Jacques Lacoursière et la guerre inutile
Pour marquer le 60e anniversaire de la Société d’histoire de la Vallée du Richelieu (SHVR), 70 personnes provenant des sociétés d’histoire membres de la SHVR ont participé dernièrement au dîner-conférence, à Chambly. Le conférencier invité, Jacques Lacoursière, a parlé de la Guerre de 1812, dont le 200e anniversaire a été célébré l’an dernier. « Une guerre inutile », a affirmé le conférencier.

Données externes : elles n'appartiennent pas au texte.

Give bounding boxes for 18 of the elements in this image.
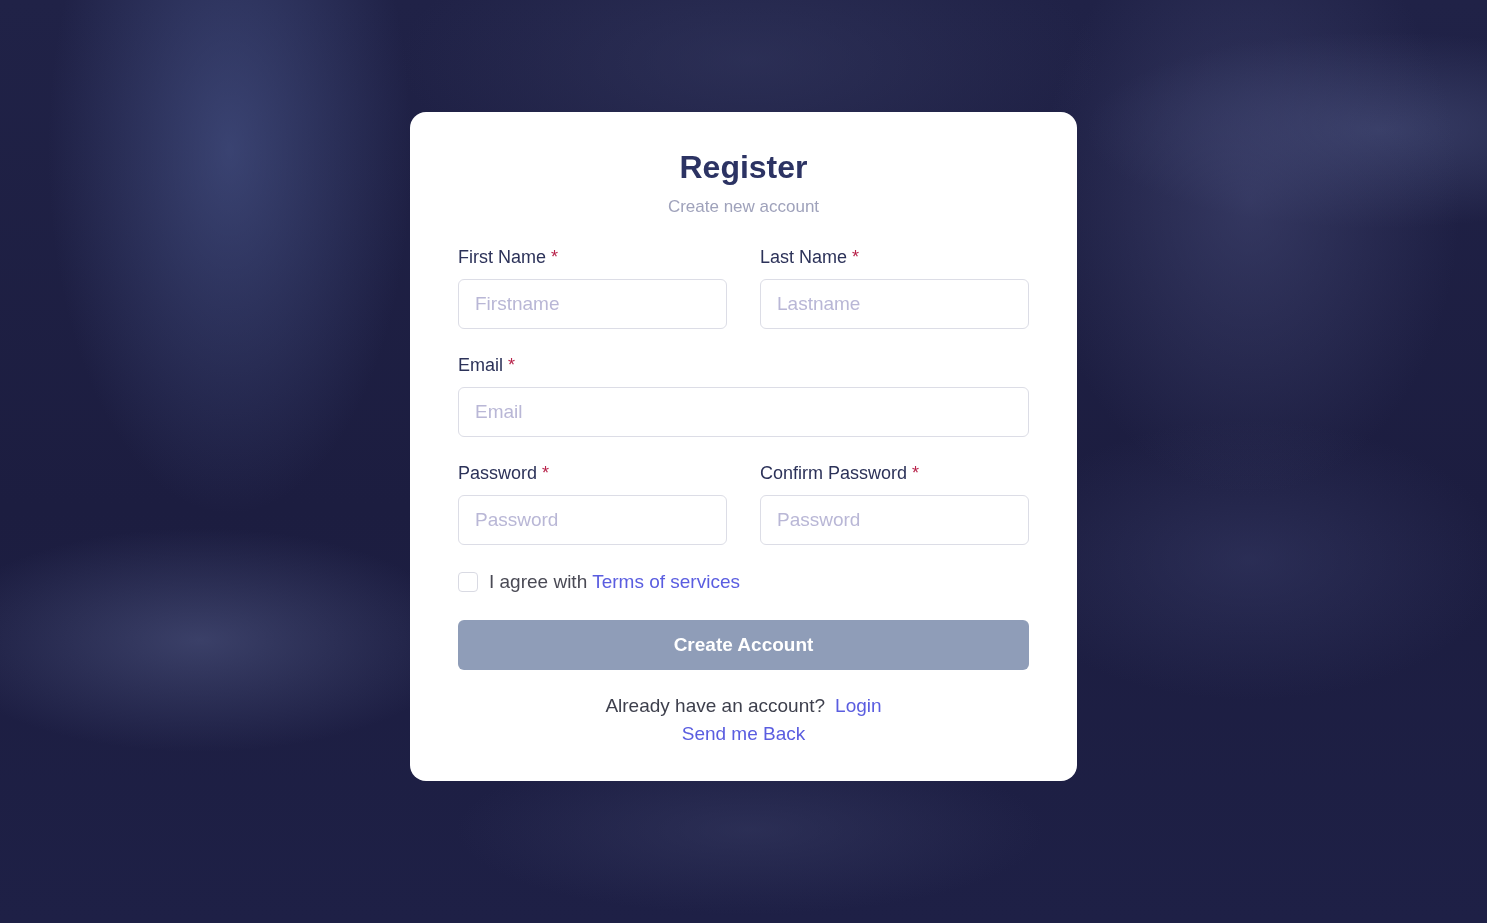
field-label: Last Name * [760,246,860,269]
input-field[interactable]: Lastname [760,279,1029,329]
checkbox[interactable] [458,572,478,592]
field-label: Confirm Password * [760,462,920,485]
login-link[interactable]: Login [835,692,882,720]
input-field[interactable]: Password [760,495,1029,545]
card-subtitle: Create new account [667,196,820,218]
field-label: First Name * [458,246,559,269]
send-me-back-link[interactable]: Send me Back [681,720,806,748]
input-field[interactable]: Email [458,387,1029,437]
input-field[interactable]: Firstname [458,279,727,329]
field-label: Email * [458,354,516,377]
card-title: Register [679,148,808,186]
login-prompt: Already have an account? [605,694,826,718]
terms-text: I agree with Terms of services [489,570,740,594]
input-field[interactable]: Password [458,495,727,545]
terms-link[interactable]: Terms of services [592,571,740,592]
field-label: Password * [458,462,550,485]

Lors de cet événement, dans une atmosphère de fête, plusieurs personnes ont été honorées pour leur apport important à la SHVR : Réal Boutin, Alain Côté, Pierre Gadbois, François Lafrenière, Bernard Guilbert, Lise Dumesnil et Andrée Dufour. Les trois dernières personnes sont membres de la Société d’histoire de Montarville. Comme le veut toute fête bien réussie, de nombreux prix de présence ont été tirés au sort.
La Société d’histoire de la Vallée du Richelieu, fondée en 1952, regroupe les Sociétés d’histoire environnantes, dont celle de Saint-Bruno, nommée Montarville, celles de Saint-Basile-le-Grand, de Saint-Antoine-sur-Richelieu, de Beloeil – Mont-Saint-Hilaire, de Chambly et de Beaujeu – Lacolle.
Depuis 1976, la SHVR gère le prix Percy-W.-Foy, qui vient récompenser des recherches en histoire, ethnologie, généalogie et patrimoine, présentées par des concurrents des sociétés membres. En vertu de ce concours, des prix substantiels sont attribués. Depuis 1998, la SHVR organise chaque été un voyage de quelques jours à la découverte d’un coin de pays, en compagnie de l’illustre historien Jacques Lacoursière.
Les membres du CA de la SHVR sont : François Lafrenière, président, Claude Leblanc, vice-président, Jacques-Marie Gaulin, trésorier, Johanne Boivin, secrétaire. Les administrateurs : Pierre Gadbois, Claudette Monty, Mario Marchessault et Alain Côté. Et Bernadette Laflamme, conseillère honoraire.
Jacques Lacoursière et la Guerre de 1812 : une guerre inutile
Le moment très attendu a été la conférence de M. Lacoursière, portant sur la Guerre de 1812. Depuis 48 ans, il s’est donné comme mission de faire connaître et aimer l’histoire du Québec, autant par ses écrits que par la radio, la télévision, le film et les conférences. Il a occupé et occupe encore des fonctions importantes au sein de divers comités, conseils et commissions. Il s’est vu décerner de nombreux grands prix et reconnaissances. De plus, ce qui n’est pas à dédaigner, son nom se retrouve dans le Petit Larousse illustré, édition 2013.
Jacques Lacoursière, maintenant âgé de 80 ans, travaille toujours. Sa conférence a captivé l’auditoire composé de passionnés d’histoire. Il a brossé un tableau de la Guerre de 1812, qui s’inscrit dans les guerres napoléoniennes et qui, ici, a opposé les États-Unis à l’Angleterre. Elle s’est terminée par le traité de Gand, le 24 décembre 1814. Les deux parties ont convenu de maintenir les frontières des deux nations tracées avant 1812. Ce qui a fait dire à Jacques Lacoursière : « Cette guerre a donc été inutile. Lorsque Stephen Harper déclare qu’elle a donné naissance au Canada, il commet une grave erreur. Et quand on considère que les célébrations du 200e anniversaire de cette guerre auront coûté 60 millions de $, à une époque où l’argent ne coule pas facilement… »
Il a noté que pour le Québec, il faut cependant retenir la bataille de la rivière Châteauguay, le 26 octobre 1813, alors que les troupes canadiennes commandées par le lieutenant-colonel Charles-Michel de Salaberry ont remporté, avec 300 hommes, une importante victoire sur l’armée américaine, composée d’environ 6000 hommes, et commandée par le général Hampton. Grâce à cet exploit héroïque et stratégique, de Salaberry a acquis une renommée historique, légendaire même. Il est décédé à Chambly, en 1829. Parcs Canada commémore sa mémoire sur les rives de la rivière Châteauguay, tandis qu’une statue en pied de Charles-Michel d’Irumberry de Salaberry est érigée en face de la mairie, à Chambly.